Over 7 years, 100s of VMs atm. Tried to get into AWS and GCP few times over the years just for the resume-building and fun, didn't see the point. While I can understand they fit some use-cases, I think a good rule of thumb would be - if you don't know why exactly you need AWS/GCP/Azure, go with DigitalOcean. I worked at 2 companies that, if they went with AWS as they've planned, they would've gone under three times over, mostly because of the egress. If you're startup and DO's services are mostly there for your use case, it's antithetical for you to go with AWS/GCP.
Just switched to AWS from DO after 5 years. DO was working great, but needed a more managed solution (am very familiar with the sysadmin, but just wanted to reduce workload) so went with AWS Fargate and happy with it so far.
It's not a personal project, but for work. Basically to run our mobile backend (nginx, spring boot, mongodb, rabbitmq, etc), staging and production. And all that needs redundancy of course.
Me too, but they recently let me down with their managed Redis . They clearly mention that their offering has daily backups, but it actually doesn't (had to contact support to find out, though).

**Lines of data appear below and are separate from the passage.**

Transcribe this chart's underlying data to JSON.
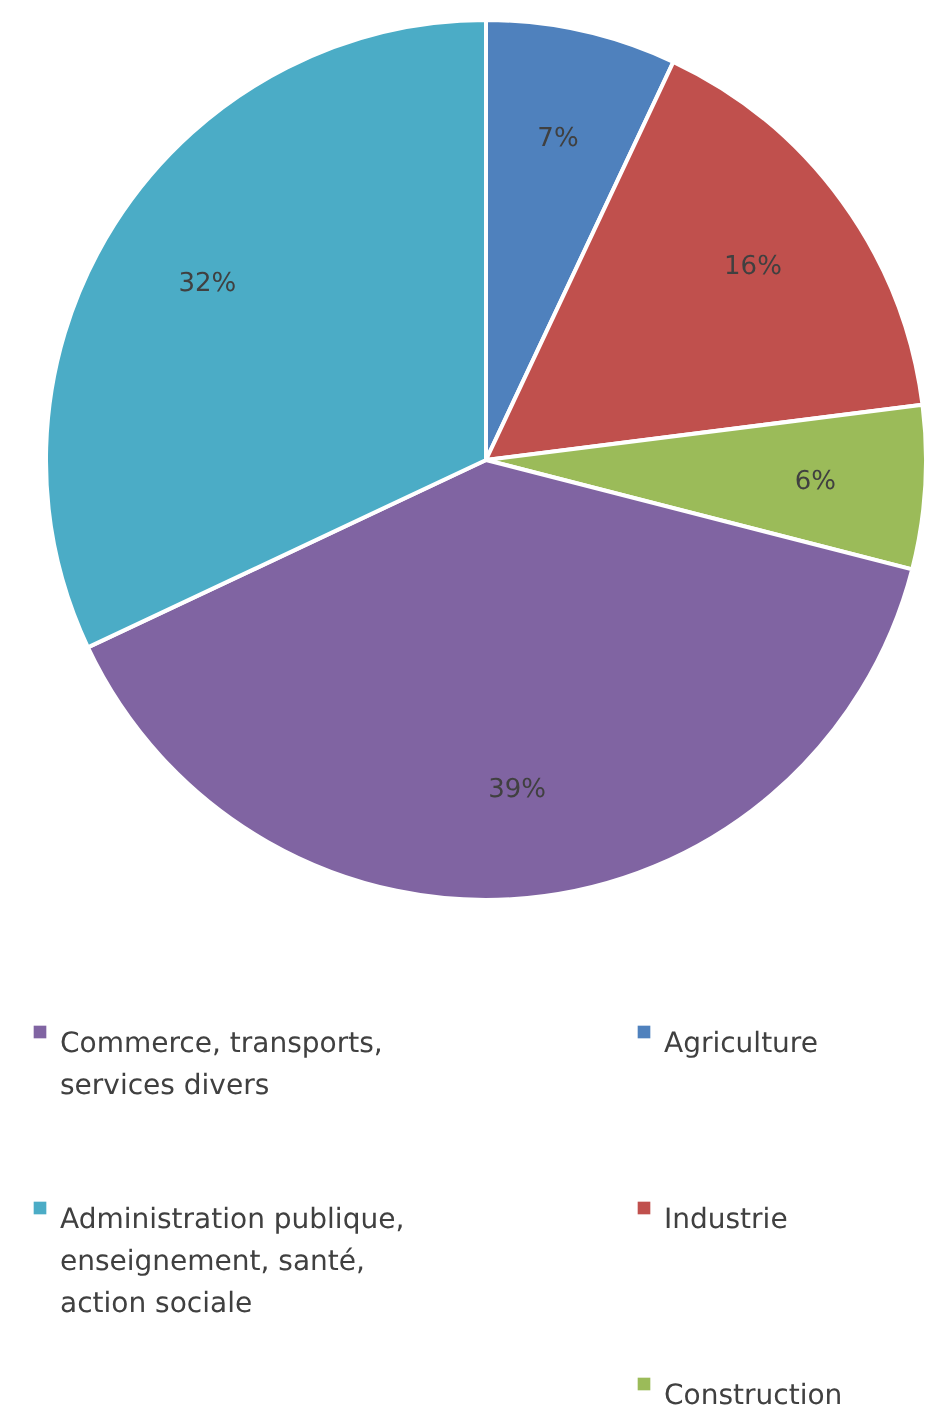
{
  "chart_data": {
    "type": "pie",
    "categories": [
      "Agriculture",
      "Industrie",
      "Construction",
      "Commerce, transports, services divers",
      "Administration publique, enseignement, santé, action sociale"
    ],
    "values": [
      7,
      16,
      6,
      39,
      32
    ],
    "colors": [
      "#4f81bd",
      "#c0504d",
      "#9bbb59",
      "#8064a2",
      "#4bacc6"
    ],
    "value_labels": [
      "7%",
      "16%",
      "6%",
      "39%",
      "32%"
    ],
    "legend": "bottom"
  }
}
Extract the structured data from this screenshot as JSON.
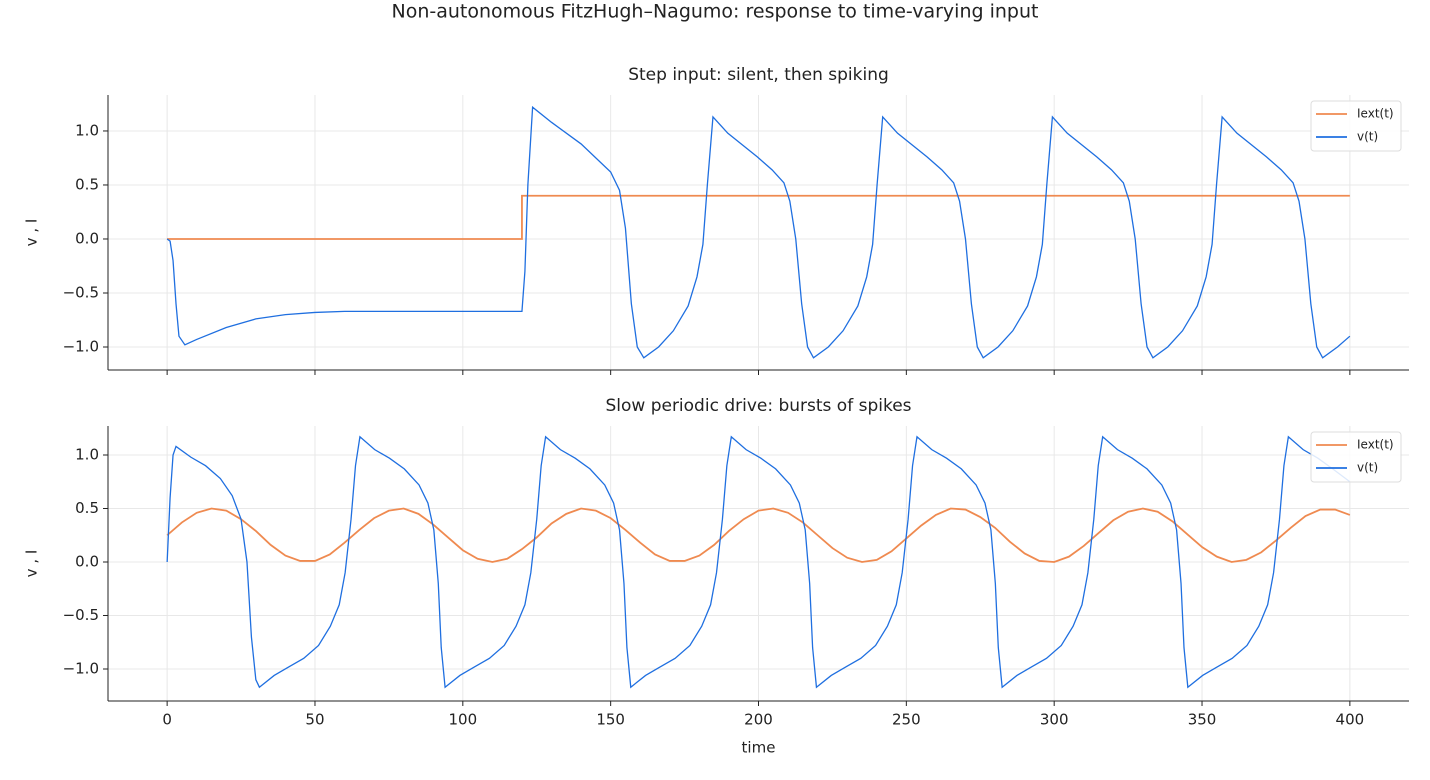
{
  "title": "Non-autonomous FitzHugh–Nagumo: response to time-varying input",
  "chart_data": [
    {
      "type": "line",
      "title": "Step input: silent, then spiking",
      "ylabel": "v , I",
      "xlim": [
        -20,
        420
      ],
      "ylim": [
        -1.213,
        1.333
      ],
      "xticks": [
        0,
        50,
        100,
        150,
        200,
        250,
        300,
        350,
        400
      ],
      "yticks": [
        {
          "value": -1,
          "label": "−1.0"
        },
        {
          "value": -0.5,
          "label": "−0.5"
        },
        {
          "value": 0,
          "label": "0.0"
        },
        {
          "value": 0.5,
          "label": "0.5"
        },
        {
          "value": 1,
          "label": "1.0"
        }
      ],
      "grid": true,
      "legend": "upper right",
      "series": [
        {
          "name": "Iext(t)",
          "color": "#ef8a50",
          "x": [
            0,
            120,
            120,
            400
          ],
          "values": [
            0,
            0,
            0.4,
            0.4
          ]
        },
        {
          "name": "v(t)",
          "color": "#1f6fe0",
          "x": [
            0,
            1,
            2,
            3,
            4,
            6,
            10,
            20,
            30,
            40,
            50,
            60,
            120,
            121,
            122,
            123.6,
            130,
            140,
            150,
            153,
            155,
            157,
            159,
            161.2,
            166.2,
            171.2,
            176.2,
            179.2,
            181.2,
            182.7,
            184.6,
            189.6,
            194.6,
            199.6,
            204.6,
            208.6,
            210.6,
            212.6,
            214.6,
            216.6,
            218.6,
            223.6,
            228.6,
            233.6,
            236.6,
            238.6,
            240.1,
            242.0,
            247.0,
            252.0,
            257.0,
            262.0,
            266.0,
            268.0,
            270.0,
            272.0,
            274.0,
            276.0,
            281.0,
            286.0,
            291.0,
            294.0,
            296.0,
            297.5,
            299.4,
            304.4,
            309.4,
            314.4,
            319.4,
            323.4,
            325.4,
            327.4,
            329.4,
            331.4,
            333.4,
            338.4,
            343.4,
            348.4,
            351.4,
            353.4,
            354.9,
            356.8,
            361.8,
            366.8,
            371.8,
            376.8,
            380.8,
            382.8,
            384.8,
            386.8,
            388.8,
            390.8,
            395.8,
            400
          ],
          "values": [
            0,
            -0.02,
            -0.2,
            -0.6,
            -0.9,
            -0.98,
            -0.93,
            -0.82,
            -0.74,
            -0.7,
            -0.68,
            -0.67,
            -0.67,
            -0.3,
            0.5,
            1.22,
            1.08,
            0.88,
            0.62,
            0.45,
            0.1,
            -0.6,
            -1.0,
            -1.1,
            -1.0,
            -0.85,
            -0.62,
            -0.35,
            -0.05,
            0.5,
            1.13,
            0.98,
            0.87,
            0.76,
            0.64,
            0.52,
            0.35,
            0.0,
            -0.6,
            -1.0,
            -1.1,
            -1.0,
            -0.85,
            -0.62,
            -0.35,
            -0.05,
            0.5,
            1.13,
            0.98,
            0.87,
            0.76,
            0.64,
            0.52,
            0.35,
            0.0,
            -0.6,
            -1.0,
            -1.1,
            -1.0,
            -0.85,
            -0.62,
            -0.35,
            -0.05,
            0.5,
            1.13,
            0.98,
            0.87,
            0.76,
            0.64,
            0.52,
            0.35,
            0.0,
            -0.6,
            -1.0,
            -1.1,
            -1.0,
            -0.85,
            -0.62,
            -0.35,
            -0.05,
            0.5,
            1.13,
            0.98,
            0.87,
            0.76,
            0.64,
            0.52,
            0.35,
            0.0,
            -0.6,
            -1.0,
            -1.1,
            -1.0,
            -0.9
          ]
        }
      ]
    },
    {
      "type": "line",
      "title": "Slow periodic drive: bursts of spikes",
      "ylabel": "v , I",
      "xlabel": "time",
      "xlim": [
        -20,
        420
      ],
      "ylim": [
        -1.299,
        1.271
      ],
      "xticks": [
        0,
        50,
        100,
        150,
        200,
        250,
        300,
        350,
        400
      ],
      "yticks": [
        {
          "value": -1,
          "label": "−1.0"
        },
        {
          "value": -0.5,
          "label": "−0.5"
        },
        {
          "value": 0,
          "label": "0.0"
        },
        {
          "value": 0.5,
          "label": "0.5"
        },
        {
          "value": 1,
          "label": "1.0"
        }
      ],
      "grid": true,
      "legend": "upper right",
      "series": [
        {
          "name": "Iext(t)",
          "color": "#ef8a50",
          "x": [
            0,
            5,
            10,
            15,
            20,
            25,
            30,
            35,
            40,
            45,
            50,
            55,
            60,
            65,
            70,
            75,
            80,
            85,
            90,
            95,
            100,
            105,
            110,
            115,
            120,
            125,
            130,
            135,
            140,
            145,
            150,
            155,
            160,
            165,
            170,
            175,
            180,
            185,
            190,
            195,
            200,
            205,
            210,
            215,
            220,
            225,
            230,
            235,
            240,
            245,
            250,
            255,
            260,
            265,
            270,
            275,
            280,
            285,
            290,
            295,
            300,
            305,
            310,
            315,
            320,
            325,
            330,
            335,
            340,
            345,
            350,
            355,
            360,
            365,
            370,
            375,
            380,
            385,
            390,
            395,
            400
          ],
          "values": [
            0.25,
            0.37,
            0.46,
            0.5,
            0.48,
            0.4,
            0.29,
            0.16,
            0.06,
            0.01,
            0.01,
            0.07,
            0.18,
            0.3,
            0.41,
            0.48,
            0.5,
            0.45,
            0.35,
            0.23,
            0.11,
            0.03,
            0.0,
            0.03,
            0.12,
            0.23,
            0.36,
            0.45,
            0.5,
            0.48,
            0.41,
            0.3,
            0.18,
            0.07,
            0.01,
            0.01,
            0.06,
            0.16,
            0.29,
            0.4,
            0.48,
            0.5,
            0.46,
            0.37,
            0.25,
            0.13,
            0.04,
            0.0,
            0.02,
            0.1,
            0.22,
            0.34,
            0.44,
            0.5,
            0.49,
            0.42,
            0.32,
            0.19,
            0.08,
            0.01,
            0.0,
            0.05,
            0.15,
            0.27,
            0.39,
            0.47,
            0.5,
            0.47,
            0.38,
            0.26,
            0.14,
            0.05,
            0.0,
            0.02,
            0.09,
            0.2,
            0.32,
            0.43,
            0.49,
            0.49,
            0.44
          ]
        },
        {
          "name": "v(t)",
          "color": "#1f6fe0",
          "x": [
            0,
            1,
            2,
            3,
            8,
            13,
            18,
            22,
            25,
            27,
            28.5,
            30,
            31.2,
            36.2,
            41.2,
            46.2,
            51.2,
            55.2,
            58.2,
            60.2,
            62.2,
            63.7,
            65.2,
            70.2,
            75.2,
            80.2,
            85.2,
            88.2,
            90.2,
            91.7,
            92.7,
            94.0,
            99,
            104,
            109,
            114,
            118,
            121,
            123,
            125,
            126.5,
            128,
            133,
            138,
            143,
            148,
            151,
            153,
            154.5,
            155.5,
            156.8,
            161.8,
            166.8,
            171.8,
            176.8,
            180.8,
            183.8,
            185.8,
            187.8,
            189.3,
            190.8,
            195.8,
            200.8,
            205.8,
            210.8,
            213.8,
            215.8,
            217.3,
            218.3,
            219.6,
            224.6,
            229.6,
            234.6,
            239.6,
            243.6,
            246.6,
            248.6,
            250.6,
            252.1,
            253.6,
            258.6,
            263.6,
            268.6,
            273.6,
            276.6,
            278.6,
            280.1,
            281.1,
            282.4,
            287.4,
            292.4,
            297.4,
            302.4,
            306.4,
            309.4,
            311.4,
            313.4,
            314.9,
            316.4,
            321.4,
            326.4,
            331.4,
            336.4,
            339.4,
            341.4,
            342.9,
            343.9,
            345.2,
            350.2,
            355.2,
            360.2,
            365.2,
            369.2,
            372.2,
            374.2,
            376.2,
            377.7,
            379.2,
            384.2,
            389.2,
            394.2,
            400
          ],
          "values": [
            0,
            0.6,
            1.0,
            1.08,
            0.98,
            0.9,
            0.78,
            0.62,
            0.4,
            0.0,
            -0.7,
            -1.1,
            -1.17,
            -1.06,
            -0.98,
            -0.9,
            -0.78,
            -0.6,
            -0.4,
            -0.1,
            0.4,
            0.9,
            1.17,
            1.05,
            0.97,
            0.87,
            0.72,
            0.55,
            0.3,
            -0.2,
            -0.8,
            -1.17,
            -1.06,
            -0.98,
            -0.9,
            -0.78,
            -0.6,
            -0.4,
            -0.1,
            0.4,
            0.9,
            1.17,
            1.05,
            0.97,
            0.87,
            0.72,
            0.55,
            0.3,
            -0.2,
            -0.8,
            -1.17,
            -1.06,
            -0.98,
            -0.9,
            -0.78,
            -0.6,
            -0.4,
            -0.1,
            0.4,
            0.9,
            1.17,
            1.05,
            0.97,
            0.87,
            0.72,
            0.55,
            0.3,
            -0.2,
            -0.8,
            -1.17,
            -1.06,
            -0.98,
            -0.9,
            -0.78,
            -0.6,
            -0.4,
            -0.1,
            0.4,
            0.9,
            1.17,
            1.05,
            0.97,
            0.87,
            0.72,
            0.55,
            0.3,
            -0.2,
            -0.8,
            -1.17,
            -1.06,
            -0.98,
            -0.9,
            -0.78,
            -0.6,
            -0.4,
            -0.1,
            0.4,
            0.9,
            1.17,
            1.05,
            0.97,
            0.87,
            0.72,
            0.55,
            0.3,
            -0.2,
            -0.8,
            -1.17,
            -1.06,
            -0.98,
            -0.9,
            -0.78,
            -0.6,
            -0.4,
            -0.1,
            0.4,
            0.9,
            1.17,
            1.05,
            0.97,
            0.87,
            0.75
          ]
        }
      ]
    }
  ]
}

Had to migrate away from them because of that.
Hey, Kamal from DigitalOcean here. I'm sorry that happened to you! You're right, managed Redis Databases do not support backups[0] currently. I found the page on the website that says they do and let the team know. They will correct it asap.
Hey Kamal, good to see you here. I'm sorry to hijack this thread, but I'm hoping someone from DO could provide an official response to this often-cited post on HN regarding security issues on your K8S offering: https://news.ycombinator.com/item?id=22490390
Is there a chance you could poke someone into looking into this?
I'm the tech lead for Kubernetes at DO. Just wanted to jump in and provide some clarification around the security issues you brought up.
The blog post you're referring to came out in December 2018, shortly after we released DOKS as a Limited Availability offering. By the time we announced our General Availability release in May 2019, we had done the following:
1. Changed our node bootstrapping process so that etcd information is no longer necessary in the metadata API, and removed said etcd information from metadata.
2. Firewalled off etcd so that it's accessible only inside the cluster.
3. Shifted how we run the CSI controller component so that a DO API token no longer needs to be stored as a secret in the cluster.
4. Switched from Flannel to Cilium as the CNI plugin, which allows users to configure network policies. We don't configure any network policies by default, but the option is there for users who want to use them.
These changes fix the vulnerabilities explained in the blog post. We do have further hardening measures planned, including limiting the scope of API tokens (one of the suggestions from the blog post, and also an often-requested feature from DO customers), but that's a big project so we can't provide a firm timeline for it at this point.
Hope this clarifies the current situation. If you or anyone else finds new security issues with DOKS (or other DO products) we would love to know about it. Our security team is always accepting vulnerability reports via their disclosure program: https://www.digitalocean.com/legal/contact-security/
Hey, I ran this by the DOKS team and they confirmed that this was taken care of a while back. Just to clarify, that issue existed while the product was in Limited Availability (think alpha). Nodes are now bootstrapped in a different way that eliminates the need to expose sensitive info in metadata or anywhere within the cluster itself.